Nesse entendimento, Hobsbawn (2019) pontua que, no decorrer de todo o século XX, os conflitos de ordem religiosa foram o ponto central de uma ação que procurava reafirmar uma postura religiosa como certa, verdadeira, adequada. Desse modo, a prática de intolerância contra as manifestações religiosas que divergem daquilo que uma força ou entidade defende representa também a divergência de uma postura política e social defendida por cada um. Nesse aspecto, a intolerância religiosa pode ser compreendida como a intolerância a fatores sociais, políticos e humanistas que o outro defende e que vão contra aquilo que o intolerante acredita.

2.1 POLARIZAÇÃO POLÍTICA E RELIGIOSIDADE   

Inicia-se este tópico fundamentados na postura aristotélica que trata sobre a política, enfatizando que a conduta política de um estado deve responder a necessidade de seu povo. E caso presente em um estado democrático de direito, o governante deve por via de regra governar a todos de forma universal respeitando a liberdade de suas escolhas ao passo que respeita seus direitos adquiridos sem importar se politicamente há divergência entre os interesses políticos do governante e do governado.

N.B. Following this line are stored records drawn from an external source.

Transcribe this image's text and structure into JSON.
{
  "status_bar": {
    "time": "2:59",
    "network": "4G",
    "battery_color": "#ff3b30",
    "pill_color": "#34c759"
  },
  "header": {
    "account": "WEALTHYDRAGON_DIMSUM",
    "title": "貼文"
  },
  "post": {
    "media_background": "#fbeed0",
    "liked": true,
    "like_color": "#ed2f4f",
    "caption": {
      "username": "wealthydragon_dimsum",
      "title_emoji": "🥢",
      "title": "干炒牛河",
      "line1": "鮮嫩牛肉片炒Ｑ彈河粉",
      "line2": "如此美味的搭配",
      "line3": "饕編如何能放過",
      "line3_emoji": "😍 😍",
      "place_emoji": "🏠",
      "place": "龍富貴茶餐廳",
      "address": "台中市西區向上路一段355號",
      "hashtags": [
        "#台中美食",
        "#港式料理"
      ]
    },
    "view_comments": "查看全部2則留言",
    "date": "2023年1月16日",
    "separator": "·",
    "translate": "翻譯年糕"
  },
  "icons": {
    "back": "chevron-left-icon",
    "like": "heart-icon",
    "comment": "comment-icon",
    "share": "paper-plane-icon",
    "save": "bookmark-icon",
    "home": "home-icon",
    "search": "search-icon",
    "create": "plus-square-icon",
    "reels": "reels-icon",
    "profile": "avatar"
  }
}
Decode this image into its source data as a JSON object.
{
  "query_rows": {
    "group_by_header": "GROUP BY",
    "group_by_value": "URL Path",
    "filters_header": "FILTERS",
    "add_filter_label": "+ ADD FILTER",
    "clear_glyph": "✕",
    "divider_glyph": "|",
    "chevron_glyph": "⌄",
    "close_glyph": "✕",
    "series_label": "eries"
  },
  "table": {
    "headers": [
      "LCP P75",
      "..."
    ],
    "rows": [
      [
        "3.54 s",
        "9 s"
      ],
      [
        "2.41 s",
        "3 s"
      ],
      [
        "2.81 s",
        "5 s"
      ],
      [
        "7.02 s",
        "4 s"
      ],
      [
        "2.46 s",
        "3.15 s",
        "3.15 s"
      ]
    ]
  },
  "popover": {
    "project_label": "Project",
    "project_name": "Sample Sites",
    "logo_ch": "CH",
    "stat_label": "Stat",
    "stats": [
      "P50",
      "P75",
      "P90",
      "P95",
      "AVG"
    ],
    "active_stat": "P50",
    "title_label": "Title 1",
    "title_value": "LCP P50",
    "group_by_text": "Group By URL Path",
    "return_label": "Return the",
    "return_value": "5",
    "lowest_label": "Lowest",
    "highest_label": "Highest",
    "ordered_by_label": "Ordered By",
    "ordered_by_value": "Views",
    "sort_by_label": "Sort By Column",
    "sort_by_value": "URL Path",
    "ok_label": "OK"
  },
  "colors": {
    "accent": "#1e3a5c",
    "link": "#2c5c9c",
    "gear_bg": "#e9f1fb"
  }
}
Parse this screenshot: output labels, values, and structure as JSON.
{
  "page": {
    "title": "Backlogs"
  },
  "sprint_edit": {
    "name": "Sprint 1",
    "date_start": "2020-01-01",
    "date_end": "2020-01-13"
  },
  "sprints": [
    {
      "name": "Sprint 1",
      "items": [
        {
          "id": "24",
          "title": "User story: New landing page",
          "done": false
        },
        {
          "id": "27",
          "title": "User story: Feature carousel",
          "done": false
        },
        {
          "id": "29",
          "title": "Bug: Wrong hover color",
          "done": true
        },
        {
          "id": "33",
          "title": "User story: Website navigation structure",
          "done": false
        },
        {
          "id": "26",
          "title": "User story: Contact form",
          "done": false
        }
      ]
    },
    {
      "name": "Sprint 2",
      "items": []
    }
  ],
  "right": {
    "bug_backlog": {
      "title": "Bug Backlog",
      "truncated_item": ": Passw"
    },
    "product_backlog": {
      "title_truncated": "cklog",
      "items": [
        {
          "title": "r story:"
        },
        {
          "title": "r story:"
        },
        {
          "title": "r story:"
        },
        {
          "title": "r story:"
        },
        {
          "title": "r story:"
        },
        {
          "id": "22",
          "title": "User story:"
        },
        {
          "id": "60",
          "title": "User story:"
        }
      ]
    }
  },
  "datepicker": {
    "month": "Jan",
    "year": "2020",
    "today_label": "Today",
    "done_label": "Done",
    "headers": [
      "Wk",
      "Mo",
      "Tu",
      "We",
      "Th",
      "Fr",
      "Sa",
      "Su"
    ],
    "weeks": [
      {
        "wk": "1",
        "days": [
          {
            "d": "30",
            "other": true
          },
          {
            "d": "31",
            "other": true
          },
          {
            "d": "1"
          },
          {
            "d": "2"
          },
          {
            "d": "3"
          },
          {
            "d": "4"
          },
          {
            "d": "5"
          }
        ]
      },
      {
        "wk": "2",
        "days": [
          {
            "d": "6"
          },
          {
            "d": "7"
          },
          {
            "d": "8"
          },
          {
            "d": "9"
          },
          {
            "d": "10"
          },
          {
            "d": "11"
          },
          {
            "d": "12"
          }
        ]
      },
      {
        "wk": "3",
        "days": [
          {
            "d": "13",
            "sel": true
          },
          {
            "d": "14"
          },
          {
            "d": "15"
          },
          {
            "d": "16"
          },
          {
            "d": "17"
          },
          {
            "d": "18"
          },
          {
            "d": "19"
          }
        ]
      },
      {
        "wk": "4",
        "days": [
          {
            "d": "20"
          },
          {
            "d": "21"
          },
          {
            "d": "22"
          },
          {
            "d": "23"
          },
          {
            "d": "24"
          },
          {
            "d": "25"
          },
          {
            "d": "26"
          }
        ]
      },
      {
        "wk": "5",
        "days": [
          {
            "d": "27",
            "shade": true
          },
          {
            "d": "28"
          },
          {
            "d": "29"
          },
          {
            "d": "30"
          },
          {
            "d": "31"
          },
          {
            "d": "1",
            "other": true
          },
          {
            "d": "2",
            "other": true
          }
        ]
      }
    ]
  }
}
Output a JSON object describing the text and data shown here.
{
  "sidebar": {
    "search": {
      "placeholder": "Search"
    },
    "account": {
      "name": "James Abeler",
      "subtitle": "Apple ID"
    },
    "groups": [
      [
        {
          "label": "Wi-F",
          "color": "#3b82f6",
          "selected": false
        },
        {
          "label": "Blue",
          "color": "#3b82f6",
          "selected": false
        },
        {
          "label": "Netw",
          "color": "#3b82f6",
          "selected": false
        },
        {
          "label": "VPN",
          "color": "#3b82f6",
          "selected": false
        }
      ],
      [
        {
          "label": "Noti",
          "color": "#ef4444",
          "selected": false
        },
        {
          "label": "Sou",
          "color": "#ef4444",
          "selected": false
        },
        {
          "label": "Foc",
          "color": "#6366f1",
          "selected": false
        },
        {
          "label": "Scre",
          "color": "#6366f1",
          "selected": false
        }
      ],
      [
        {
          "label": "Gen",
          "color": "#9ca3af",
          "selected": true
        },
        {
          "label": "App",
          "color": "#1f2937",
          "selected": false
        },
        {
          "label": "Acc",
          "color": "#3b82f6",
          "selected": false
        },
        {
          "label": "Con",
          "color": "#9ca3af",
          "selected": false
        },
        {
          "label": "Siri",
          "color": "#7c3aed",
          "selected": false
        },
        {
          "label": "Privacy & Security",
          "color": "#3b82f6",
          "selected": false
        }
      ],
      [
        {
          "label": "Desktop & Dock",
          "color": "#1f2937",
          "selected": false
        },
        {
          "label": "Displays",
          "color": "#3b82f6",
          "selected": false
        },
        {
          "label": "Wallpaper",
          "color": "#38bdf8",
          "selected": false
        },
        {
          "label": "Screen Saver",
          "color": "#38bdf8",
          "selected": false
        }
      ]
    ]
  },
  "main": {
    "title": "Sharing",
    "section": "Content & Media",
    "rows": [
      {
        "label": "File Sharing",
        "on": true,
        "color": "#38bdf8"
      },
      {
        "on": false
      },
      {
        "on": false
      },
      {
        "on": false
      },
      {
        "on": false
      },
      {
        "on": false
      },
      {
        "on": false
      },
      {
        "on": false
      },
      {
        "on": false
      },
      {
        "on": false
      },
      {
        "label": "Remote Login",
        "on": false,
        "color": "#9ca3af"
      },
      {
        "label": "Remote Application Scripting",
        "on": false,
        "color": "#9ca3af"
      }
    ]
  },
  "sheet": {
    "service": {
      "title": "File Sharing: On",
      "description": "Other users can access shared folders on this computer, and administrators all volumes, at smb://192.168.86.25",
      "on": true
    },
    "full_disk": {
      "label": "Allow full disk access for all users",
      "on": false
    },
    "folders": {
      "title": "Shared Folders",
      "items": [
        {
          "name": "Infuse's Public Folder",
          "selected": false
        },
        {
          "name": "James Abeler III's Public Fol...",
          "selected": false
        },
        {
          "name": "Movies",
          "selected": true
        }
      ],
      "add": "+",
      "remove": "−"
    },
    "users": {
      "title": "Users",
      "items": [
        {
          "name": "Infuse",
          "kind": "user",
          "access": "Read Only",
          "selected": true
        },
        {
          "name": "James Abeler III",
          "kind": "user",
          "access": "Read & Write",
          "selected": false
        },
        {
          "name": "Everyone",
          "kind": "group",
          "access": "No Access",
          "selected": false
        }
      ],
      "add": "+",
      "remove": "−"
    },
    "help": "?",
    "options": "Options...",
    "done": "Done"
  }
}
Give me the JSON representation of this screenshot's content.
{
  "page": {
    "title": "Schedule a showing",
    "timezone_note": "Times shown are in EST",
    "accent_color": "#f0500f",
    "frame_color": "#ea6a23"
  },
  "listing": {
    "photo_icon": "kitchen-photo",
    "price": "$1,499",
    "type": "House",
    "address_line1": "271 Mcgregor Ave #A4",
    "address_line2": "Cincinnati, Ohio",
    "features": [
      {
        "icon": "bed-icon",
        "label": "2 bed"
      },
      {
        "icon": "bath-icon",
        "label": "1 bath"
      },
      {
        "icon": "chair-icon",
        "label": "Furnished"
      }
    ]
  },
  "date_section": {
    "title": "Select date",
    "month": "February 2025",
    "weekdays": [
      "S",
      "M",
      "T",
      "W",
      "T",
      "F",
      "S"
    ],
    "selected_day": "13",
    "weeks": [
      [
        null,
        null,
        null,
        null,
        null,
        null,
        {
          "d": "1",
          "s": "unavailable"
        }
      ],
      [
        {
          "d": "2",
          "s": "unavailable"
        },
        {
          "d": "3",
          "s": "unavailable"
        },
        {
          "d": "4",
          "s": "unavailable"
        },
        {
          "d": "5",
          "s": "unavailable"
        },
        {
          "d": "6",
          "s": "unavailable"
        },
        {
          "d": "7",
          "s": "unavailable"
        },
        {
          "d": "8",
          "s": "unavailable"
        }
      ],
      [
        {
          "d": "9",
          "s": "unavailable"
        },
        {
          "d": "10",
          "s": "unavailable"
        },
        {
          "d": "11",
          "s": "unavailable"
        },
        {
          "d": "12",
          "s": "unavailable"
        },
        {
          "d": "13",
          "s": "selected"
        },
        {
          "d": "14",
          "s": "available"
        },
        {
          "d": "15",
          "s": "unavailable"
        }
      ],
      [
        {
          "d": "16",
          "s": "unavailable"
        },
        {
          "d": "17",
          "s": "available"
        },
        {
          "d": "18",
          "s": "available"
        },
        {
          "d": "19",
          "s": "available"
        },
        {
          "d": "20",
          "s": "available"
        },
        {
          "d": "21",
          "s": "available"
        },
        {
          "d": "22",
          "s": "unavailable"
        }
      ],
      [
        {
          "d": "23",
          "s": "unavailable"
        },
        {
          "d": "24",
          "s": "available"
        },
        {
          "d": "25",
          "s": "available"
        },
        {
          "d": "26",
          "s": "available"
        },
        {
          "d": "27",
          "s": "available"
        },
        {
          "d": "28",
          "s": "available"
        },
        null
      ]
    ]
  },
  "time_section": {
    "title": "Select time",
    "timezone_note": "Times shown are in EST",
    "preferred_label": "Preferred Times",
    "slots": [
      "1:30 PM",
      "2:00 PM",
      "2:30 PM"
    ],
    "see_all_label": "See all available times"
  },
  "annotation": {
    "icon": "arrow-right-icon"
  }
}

Para tanto, Aristóteles (2007) pontua em seu entendimento que a condição política de uma sociedade deve estar desvinculada de sua prática religiosa, sob pena de ambas entrarem em conflito, já que na prática religiosa inexiste a abertura democrática ao reconhecimento quanto a igualdade de todos.

Contribuindo com este entendimento, Deleuze (1985) aponta que a consolidação política de um estado carece estar alinhada com os propósitos de avanço social da comunidade, ao passo que a religião não pode se misturar com a política, sob pena de inviabilizar ações que visam a liberdade de expressão e a igualdade de direitos que deve ser dada a todos.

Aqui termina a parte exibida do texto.